Le lecteur pourra aussi constater que la facilité avec laquelle les auteurs acceptèrent cette version française des évènements du 6 février 1949, semble être la même avec laquelle la supposée xénophobie des Ivoiriens est acceptée et avalisée d’eux. Grâce à quelques phrases glissées ici et là dans leur texte, l’on a l’impression que la version européenne de l’ivoirité à valeur d’axiome pour ne pas dire de dogme. Sinon comment peut-on s’expliquer qu’avec tout ce temps passé, des journalistes d’investigation n’aient pu démêler le vrai du faux de cette affaire d’ivoirité et donc de xénophobie des Ivoiriens ? Lire des phrases comme : « Il n’empêche que chacune de ces dispositions ne vise qu’à exclure Ouattara du prochain scrutin, et qu’on recourt pour les justifier à une rhétorique et une politique de plus en plus xénophobes »[9] ou encore « Sous Bédié est remis à l’honneur le concept d’« ivoirité », par opposition aux étrangers d’abord, puis pour distinguer les vrais Ivoiriens, ou Ivoiriens de souches, des faux Ivoiriens ou Ivoiriens de circonstances. »[10] C’est croire que Boa Ramsès, universitaire ivoirien, n’a jamais rien écrit[11] sur le sujet. On a même l’impression que tout le monde doit et peut parler de ce sujet, surtout les étrangers, mais pas les Ivoiriens. D’ailleurs, cette histoire d’« ivoirité » fait penser au débat sur la déconnexion de l’économiste marxiste Samir Amin.
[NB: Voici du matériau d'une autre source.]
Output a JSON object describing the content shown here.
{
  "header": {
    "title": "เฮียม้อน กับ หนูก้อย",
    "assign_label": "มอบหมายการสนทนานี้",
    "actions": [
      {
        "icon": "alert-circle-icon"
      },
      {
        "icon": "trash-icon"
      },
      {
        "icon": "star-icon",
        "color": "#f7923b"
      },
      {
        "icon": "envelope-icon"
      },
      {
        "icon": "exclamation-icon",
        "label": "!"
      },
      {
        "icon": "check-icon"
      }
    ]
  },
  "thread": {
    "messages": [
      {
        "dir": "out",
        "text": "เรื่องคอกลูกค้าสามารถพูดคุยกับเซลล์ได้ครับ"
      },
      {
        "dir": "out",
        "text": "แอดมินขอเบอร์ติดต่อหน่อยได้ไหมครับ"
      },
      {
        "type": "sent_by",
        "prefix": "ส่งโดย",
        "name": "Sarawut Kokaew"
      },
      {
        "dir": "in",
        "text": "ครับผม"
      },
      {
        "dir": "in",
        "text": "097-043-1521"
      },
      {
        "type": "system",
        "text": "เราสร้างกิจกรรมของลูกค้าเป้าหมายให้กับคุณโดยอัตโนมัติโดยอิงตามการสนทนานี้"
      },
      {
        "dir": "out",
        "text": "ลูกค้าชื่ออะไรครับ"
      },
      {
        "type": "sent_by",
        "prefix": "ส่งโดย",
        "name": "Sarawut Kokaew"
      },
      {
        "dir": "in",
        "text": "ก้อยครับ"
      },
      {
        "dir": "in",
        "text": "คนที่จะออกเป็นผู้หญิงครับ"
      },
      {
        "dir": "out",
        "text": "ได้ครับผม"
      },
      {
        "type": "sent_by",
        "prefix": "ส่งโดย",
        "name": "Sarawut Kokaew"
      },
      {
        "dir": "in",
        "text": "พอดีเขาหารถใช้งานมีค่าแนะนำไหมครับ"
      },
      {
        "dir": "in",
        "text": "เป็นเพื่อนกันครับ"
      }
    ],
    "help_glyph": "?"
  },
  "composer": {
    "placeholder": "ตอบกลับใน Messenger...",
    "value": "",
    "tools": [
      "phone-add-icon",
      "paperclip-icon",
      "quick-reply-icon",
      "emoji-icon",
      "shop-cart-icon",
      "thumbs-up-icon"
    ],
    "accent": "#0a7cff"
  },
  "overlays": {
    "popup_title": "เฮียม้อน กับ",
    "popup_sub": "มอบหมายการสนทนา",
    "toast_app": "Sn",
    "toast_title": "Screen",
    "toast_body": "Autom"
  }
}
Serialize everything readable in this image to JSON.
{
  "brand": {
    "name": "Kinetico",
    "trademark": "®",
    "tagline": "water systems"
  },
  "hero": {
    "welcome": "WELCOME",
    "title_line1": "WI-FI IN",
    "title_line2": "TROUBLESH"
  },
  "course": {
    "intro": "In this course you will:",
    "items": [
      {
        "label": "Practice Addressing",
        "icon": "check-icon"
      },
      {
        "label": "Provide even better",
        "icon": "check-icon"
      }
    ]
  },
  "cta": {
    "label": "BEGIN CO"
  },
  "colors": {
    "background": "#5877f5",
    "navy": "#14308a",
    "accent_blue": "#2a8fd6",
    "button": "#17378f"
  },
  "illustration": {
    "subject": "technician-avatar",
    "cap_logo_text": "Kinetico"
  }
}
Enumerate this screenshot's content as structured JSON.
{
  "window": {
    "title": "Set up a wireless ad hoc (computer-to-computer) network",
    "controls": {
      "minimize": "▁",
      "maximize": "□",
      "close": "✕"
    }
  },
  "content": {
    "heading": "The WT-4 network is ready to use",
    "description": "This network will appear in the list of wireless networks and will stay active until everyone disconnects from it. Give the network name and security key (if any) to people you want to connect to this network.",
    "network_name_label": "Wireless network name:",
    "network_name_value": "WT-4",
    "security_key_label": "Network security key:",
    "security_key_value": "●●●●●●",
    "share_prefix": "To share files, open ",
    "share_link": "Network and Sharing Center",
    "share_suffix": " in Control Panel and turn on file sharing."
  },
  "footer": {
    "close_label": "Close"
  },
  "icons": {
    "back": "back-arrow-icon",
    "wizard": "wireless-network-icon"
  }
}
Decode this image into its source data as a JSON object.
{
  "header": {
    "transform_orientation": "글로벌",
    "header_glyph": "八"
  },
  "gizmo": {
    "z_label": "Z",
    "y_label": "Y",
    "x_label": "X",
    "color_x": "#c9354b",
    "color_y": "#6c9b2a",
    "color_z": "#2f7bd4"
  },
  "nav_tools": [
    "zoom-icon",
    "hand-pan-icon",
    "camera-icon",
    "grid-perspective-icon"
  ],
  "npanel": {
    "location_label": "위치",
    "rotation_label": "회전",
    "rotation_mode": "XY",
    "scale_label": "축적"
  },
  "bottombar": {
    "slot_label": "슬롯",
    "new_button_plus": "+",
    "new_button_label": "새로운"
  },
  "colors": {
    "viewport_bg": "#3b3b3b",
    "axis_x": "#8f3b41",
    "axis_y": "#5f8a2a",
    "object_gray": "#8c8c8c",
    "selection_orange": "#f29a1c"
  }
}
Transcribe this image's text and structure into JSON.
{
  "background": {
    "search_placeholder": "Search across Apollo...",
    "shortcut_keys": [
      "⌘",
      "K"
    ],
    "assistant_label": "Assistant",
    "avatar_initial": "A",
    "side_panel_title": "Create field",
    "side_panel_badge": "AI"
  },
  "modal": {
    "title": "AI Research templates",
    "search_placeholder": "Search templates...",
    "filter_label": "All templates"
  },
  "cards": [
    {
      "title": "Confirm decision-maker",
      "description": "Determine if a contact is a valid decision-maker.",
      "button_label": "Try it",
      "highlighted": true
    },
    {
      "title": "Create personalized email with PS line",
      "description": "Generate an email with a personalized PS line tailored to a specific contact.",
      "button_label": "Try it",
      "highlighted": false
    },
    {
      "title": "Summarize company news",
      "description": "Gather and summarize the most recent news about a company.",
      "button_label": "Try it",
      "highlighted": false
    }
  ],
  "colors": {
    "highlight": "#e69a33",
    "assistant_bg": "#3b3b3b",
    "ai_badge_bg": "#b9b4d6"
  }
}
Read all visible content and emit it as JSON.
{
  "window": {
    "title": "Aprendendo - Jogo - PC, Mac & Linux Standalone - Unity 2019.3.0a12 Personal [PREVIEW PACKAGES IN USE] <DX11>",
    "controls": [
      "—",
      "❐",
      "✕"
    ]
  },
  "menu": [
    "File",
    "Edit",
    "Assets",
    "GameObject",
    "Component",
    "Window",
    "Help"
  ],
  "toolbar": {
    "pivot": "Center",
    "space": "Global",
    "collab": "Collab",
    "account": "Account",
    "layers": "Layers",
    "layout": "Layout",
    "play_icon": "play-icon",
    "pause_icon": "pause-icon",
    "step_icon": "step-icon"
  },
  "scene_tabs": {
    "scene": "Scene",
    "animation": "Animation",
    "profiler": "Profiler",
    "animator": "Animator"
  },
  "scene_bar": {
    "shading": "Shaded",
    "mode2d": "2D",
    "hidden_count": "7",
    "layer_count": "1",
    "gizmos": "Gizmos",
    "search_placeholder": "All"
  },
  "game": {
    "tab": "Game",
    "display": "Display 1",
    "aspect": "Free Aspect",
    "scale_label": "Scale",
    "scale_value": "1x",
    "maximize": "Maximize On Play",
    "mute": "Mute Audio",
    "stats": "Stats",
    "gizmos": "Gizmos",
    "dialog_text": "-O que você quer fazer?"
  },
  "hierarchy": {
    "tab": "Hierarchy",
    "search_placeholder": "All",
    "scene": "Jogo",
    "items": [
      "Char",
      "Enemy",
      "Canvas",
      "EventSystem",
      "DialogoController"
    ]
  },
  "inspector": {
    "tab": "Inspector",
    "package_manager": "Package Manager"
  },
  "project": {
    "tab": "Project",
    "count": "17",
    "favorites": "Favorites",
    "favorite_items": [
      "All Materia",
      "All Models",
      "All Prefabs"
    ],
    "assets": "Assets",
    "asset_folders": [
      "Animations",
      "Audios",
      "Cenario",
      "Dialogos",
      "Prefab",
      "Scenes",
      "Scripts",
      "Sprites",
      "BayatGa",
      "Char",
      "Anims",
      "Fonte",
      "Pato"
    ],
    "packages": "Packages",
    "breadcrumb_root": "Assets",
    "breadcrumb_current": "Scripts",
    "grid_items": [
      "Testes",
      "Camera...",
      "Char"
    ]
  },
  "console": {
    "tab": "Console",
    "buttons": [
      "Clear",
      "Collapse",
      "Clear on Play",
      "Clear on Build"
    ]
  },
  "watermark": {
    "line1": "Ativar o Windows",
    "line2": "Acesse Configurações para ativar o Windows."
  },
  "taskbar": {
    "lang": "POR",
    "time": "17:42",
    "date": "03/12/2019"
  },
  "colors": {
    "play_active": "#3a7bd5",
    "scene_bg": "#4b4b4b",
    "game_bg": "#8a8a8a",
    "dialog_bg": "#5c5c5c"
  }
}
Ayant défini ce concept comme un devoir pour les pays de la périphérie de soumettre leurs relations économiques internationales aux besoins de leurs économies nationales, les tenants du discours libéral, au nom de leur appartenance au cercle de la raison, dénièrent au concepteur la définition de son concept pour faire de ce dernier le synonyme de l’autarcie. Malgré la sortie, en 1985, par cet économiste, d’un livre ayant même pour titre la déconnexion, la définition mensongère de ses adversaires libéraux continua à  exister dans nos amphithéâtres.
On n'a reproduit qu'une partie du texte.